In 1973, there were plenty of homeless people, but there are far more per capita today. Until 1970, you could be charged with ‘vagrancy’ if you were homeless and sent to prison. Today, women over fifty are a fast-growing homeless group – there are many more Mrs Troys.

Property developers still have huge sway over state and local government. These days those who favour maintaining heritage buildings in NSW are more likely to be labelled NIMBYs than protectors of the public interest. YIMBY(YES IN MY BACKYARD) campaigners accuse resident action campaigners of frustrating plans for denser housing. While denser housing around public transport hubs is a good idea, the role of developers in these campaigns needs far more scrutiny.


No more squatting

As for squatting, it’s more difficult than it was in the seventies. With so many people homeless and so many houses empty, I often wondered why there wasn’t more squatting. When I was involved in two campaigns, one to defend women’s refuges and one to protect hundreds of homes being demolished for Westconnex tollways, I did some research. These days if you move into an empty building with the intention of staying until it is needed (rather than perhaps just taking shelter for a night or two), you are more likely to be confronted by security guards and violently evicted on the spot. This tactic might not be legal – but as far as I am aware, it hasn’t been contested.

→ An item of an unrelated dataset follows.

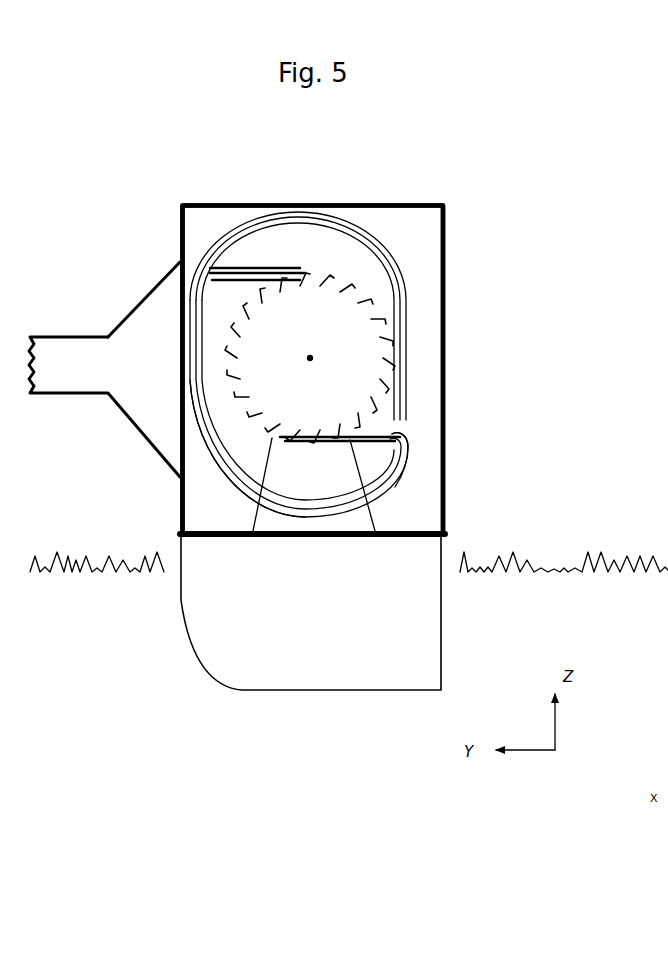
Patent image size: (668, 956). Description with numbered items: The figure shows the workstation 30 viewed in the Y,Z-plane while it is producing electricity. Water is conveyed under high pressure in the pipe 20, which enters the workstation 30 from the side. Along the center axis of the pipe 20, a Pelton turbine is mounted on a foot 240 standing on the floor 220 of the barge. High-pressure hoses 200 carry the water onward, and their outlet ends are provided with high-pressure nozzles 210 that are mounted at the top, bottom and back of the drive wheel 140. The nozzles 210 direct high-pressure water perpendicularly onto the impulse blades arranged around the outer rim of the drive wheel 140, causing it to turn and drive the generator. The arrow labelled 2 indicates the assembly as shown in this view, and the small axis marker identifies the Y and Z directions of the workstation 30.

On a more optimistic note, in June last year, public housing campaigners occupied a block of public housing in Glebe in inner Sydney that is slated for demolition. It’s a solid attractive block of apartments. Greens Councillor Sylvie Ellsmore supported the squatters. The squat lasted for two weeks until the squatters agreed to move, but they continued to campaign to not only save the block but renovate it and add a few more apartments. The outcome is still unclear, but the block is almost empty because public tenants have been moved elsewhere.



Wendy Bacon is an investigative journalist who was the Professor of Journalism at UTS. She worked for Fairfax, Channel Nine and SBS and has published in The Guardian, New Matilda, City Hub and Overland. She has a long history in promoting independent and alternative journalism.